The strongest acids have been recommended more recently as more expeditious agents in bleaching.
The alkaline re-agents produce the same effects by contrary means—lixiviums alone, oils and fat combined with lixiviums to soap, and so forth.
Before we dismiss this subject, we observe [Pg 240] that it may be well worth while to make certain delicate experiments as to how far light and air exhibit their action in the removal of colour. It might be possible to expose coloured substances to the light under glass bells, without air, or filled with common or particular kinds of air. The colours might be those of known fugacity, and it might be observed whether any of the volatilized colour attached itself to the glass or was otherwise perceptible as a deposit or precipitate; whether, again, in such a case, this appearance would be perfectly like that which had gradually ceased to be visible, or whether it had suffered any change. Skilful experimentalists might devise various contrivances with a view to such researches.

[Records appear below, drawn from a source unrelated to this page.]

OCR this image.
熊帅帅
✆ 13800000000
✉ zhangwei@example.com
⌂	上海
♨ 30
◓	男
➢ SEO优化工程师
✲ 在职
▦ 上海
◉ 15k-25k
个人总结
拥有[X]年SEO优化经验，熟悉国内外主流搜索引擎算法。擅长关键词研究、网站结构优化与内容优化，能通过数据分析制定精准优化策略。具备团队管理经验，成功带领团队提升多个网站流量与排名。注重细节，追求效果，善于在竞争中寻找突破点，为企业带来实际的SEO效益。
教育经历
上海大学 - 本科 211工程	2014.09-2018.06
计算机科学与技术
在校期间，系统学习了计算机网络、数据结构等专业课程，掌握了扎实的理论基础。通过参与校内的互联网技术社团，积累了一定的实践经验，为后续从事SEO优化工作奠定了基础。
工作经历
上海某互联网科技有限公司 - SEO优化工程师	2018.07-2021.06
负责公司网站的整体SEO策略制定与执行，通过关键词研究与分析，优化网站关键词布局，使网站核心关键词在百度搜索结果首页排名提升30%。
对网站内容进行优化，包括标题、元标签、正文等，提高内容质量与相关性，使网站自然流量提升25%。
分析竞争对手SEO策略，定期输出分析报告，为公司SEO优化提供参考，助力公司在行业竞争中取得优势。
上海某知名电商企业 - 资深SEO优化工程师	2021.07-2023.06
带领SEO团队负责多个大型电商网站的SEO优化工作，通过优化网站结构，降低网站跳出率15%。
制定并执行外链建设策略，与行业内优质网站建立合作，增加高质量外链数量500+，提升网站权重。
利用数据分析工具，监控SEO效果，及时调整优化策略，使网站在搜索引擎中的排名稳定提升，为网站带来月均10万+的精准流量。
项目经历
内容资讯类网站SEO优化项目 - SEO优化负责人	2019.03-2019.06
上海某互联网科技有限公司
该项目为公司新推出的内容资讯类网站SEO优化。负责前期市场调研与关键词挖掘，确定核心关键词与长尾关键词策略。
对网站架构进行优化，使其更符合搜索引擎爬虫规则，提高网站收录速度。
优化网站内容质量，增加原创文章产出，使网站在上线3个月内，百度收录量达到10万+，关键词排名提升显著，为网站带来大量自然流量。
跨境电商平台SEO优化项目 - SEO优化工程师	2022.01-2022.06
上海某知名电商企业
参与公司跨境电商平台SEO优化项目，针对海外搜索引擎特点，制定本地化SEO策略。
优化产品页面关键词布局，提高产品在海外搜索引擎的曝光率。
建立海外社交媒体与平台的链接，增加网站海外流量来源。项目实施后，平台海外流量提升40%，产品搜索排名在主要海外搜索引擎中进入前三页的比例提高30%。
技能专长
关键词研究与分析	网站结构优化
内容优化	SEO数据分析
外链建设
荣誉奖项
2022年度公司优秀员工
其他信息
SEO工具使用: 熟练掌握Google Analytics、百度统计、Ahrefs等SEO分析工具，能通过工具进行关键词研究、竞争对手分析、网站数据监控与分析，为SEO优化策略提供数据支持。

Having thus first considered the operations of nature as subservient to our proposes, we add a few observations on the modes in which they act against us.
The art of painting is so circumstanced that the most beautiful results of mind and labour are altered and destroyed in various ways by time. Hence great pains have been always taken to find durable pigments, and so to unite them with each other and with their ground, that their permanency might be further insured. The technical history of the schools of painting affords sufficient information on this point.